The Italian Competition Authority closes by a commitment decision an Article 101 TFEU investigation on purchase supercentre

An Article 101 TFEU investigation started by the Italian Competition Authority (ICA) against Centrale Italiana (CI) has been closed by a commitment decision (Case I768, Centrale d'aquisto per la grande distribuzione Organizzata). CI was formed by some Italian large supermarket chains that entrusted it with the task to operate as a purchase supercentre, negotiating all the supply contracts on their behalf with the aim to obtain more favourable commercial terms from suppliers.
The ICA believed that the CI activities might restrain competition in the upstream procurement markets, by reducing the capability of weaker suppliers to stay on the market, as well as in the downstream selling markets, by giving the parties incentives to coordinate their commercial policies. Collusion among the parties was also facilitated by the exchange of sensitive commercial information through the CI and by some bilateral cooperation agreements concluded by the parties.

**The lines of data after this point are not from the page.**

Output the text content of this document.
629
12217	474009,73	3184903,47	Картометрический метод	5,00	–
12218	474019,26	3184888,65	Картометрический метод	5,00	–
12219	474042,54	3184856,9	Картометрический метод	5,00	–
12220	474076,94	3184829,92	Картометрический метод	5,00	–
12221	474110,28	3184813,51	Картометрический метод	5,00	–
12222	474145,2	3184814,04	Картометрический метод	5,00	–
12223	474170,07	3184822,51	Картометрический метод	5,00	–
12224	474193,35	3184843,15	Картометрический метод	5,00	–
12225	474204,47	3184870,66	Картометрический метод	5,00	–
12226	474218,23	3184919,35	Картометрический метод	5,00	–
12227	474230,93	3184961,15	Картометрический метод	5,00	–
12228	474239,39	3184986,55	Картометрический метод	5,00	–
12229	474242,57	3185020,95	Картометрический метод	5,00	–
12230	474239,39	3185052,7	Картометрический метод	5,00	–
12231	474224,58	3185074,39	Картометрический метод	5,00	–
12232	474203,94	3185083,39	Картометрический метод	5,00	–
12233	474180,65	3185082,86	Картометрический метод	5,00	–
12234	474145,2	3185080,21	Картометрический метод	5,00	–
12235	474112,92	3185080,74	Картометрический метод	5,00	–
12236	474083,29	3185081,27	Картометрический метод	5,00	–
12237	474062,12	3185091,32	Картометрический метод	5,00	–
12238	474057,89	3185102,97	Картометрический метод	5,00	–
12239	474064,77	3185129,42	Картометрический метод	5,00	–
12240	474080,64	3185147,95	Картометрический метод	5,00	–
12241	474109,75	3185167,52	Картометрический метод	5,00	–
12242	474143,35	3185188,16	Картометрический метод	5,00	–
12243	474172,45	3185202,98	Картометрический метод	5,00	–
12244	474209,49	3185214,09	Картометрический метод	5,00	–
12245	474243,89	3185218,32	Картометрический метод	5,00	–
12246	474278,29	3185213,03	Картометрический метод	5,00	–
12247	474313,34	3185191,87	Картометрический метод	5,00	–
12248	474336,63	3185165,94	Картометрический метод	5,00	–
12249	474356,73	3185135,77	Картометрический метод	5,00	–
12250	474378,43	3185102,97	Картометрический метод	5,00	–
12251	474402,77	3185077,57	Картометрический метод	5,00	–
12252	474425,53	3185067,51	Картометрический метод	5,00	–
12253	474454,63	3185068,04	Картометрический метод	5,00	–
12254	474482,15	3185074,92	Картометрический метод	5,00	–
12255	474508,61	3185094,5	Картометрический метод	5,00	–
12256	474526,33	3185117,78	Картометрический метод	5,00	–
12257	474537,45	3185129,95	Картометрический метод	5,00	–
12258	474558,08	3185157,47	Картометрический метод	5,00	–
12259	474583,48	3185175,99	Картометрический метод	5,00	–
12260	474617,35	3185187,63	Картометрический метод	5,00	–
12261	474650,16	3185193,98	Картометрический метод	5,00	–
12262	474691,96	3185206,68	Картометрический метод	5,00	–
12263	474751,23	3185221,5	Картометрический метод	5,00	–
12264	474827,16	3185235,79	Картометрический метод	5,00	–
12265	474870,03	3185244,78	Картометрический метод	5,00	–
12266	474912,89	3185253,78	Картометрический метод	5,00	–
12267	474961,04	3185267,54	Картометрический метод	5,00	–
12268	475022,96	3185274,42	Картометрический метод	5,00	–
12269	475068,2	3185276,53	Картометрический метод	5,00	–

To resolve the above competition problems, all the investigated supermarket chains agreed to wind up CI by 31 December 2014. In addition, Despar and Gartico agreed to terminate the cooperation agreements with the other members of CI, while Coop Italia, Discoverde and Sigma committed to terminate all their cooperation agreements, with the exception of those for the negotiation of purchases from suppliers with a turnaround in excess of € 2 million.
The ICA approved the commitments. It pointing out that by the winding up of CI might remove the likelihood of a collusion among the parties. The termination of the cooperation agreement between Despar and Gartico might have a positive effects on competition, since they had together the highest most share of the relevant selling markets.
Therefore, the ICA made the commitments binding and closed the procedure. It may be said that the parties might have seen in the commitments procedure the best option to avoid a possible infringement decision, even if they gave the ICA quite far-reaching undertakings. On the contrary, they did not play the card of the efficiency defence under Article 101(3) TFEU, which was a much more risky solution, considering that the ICA anticipated that meeting the condition of passing a fair share of efficiencies to consumers was unlikely in this case due to the high market shares of the parties.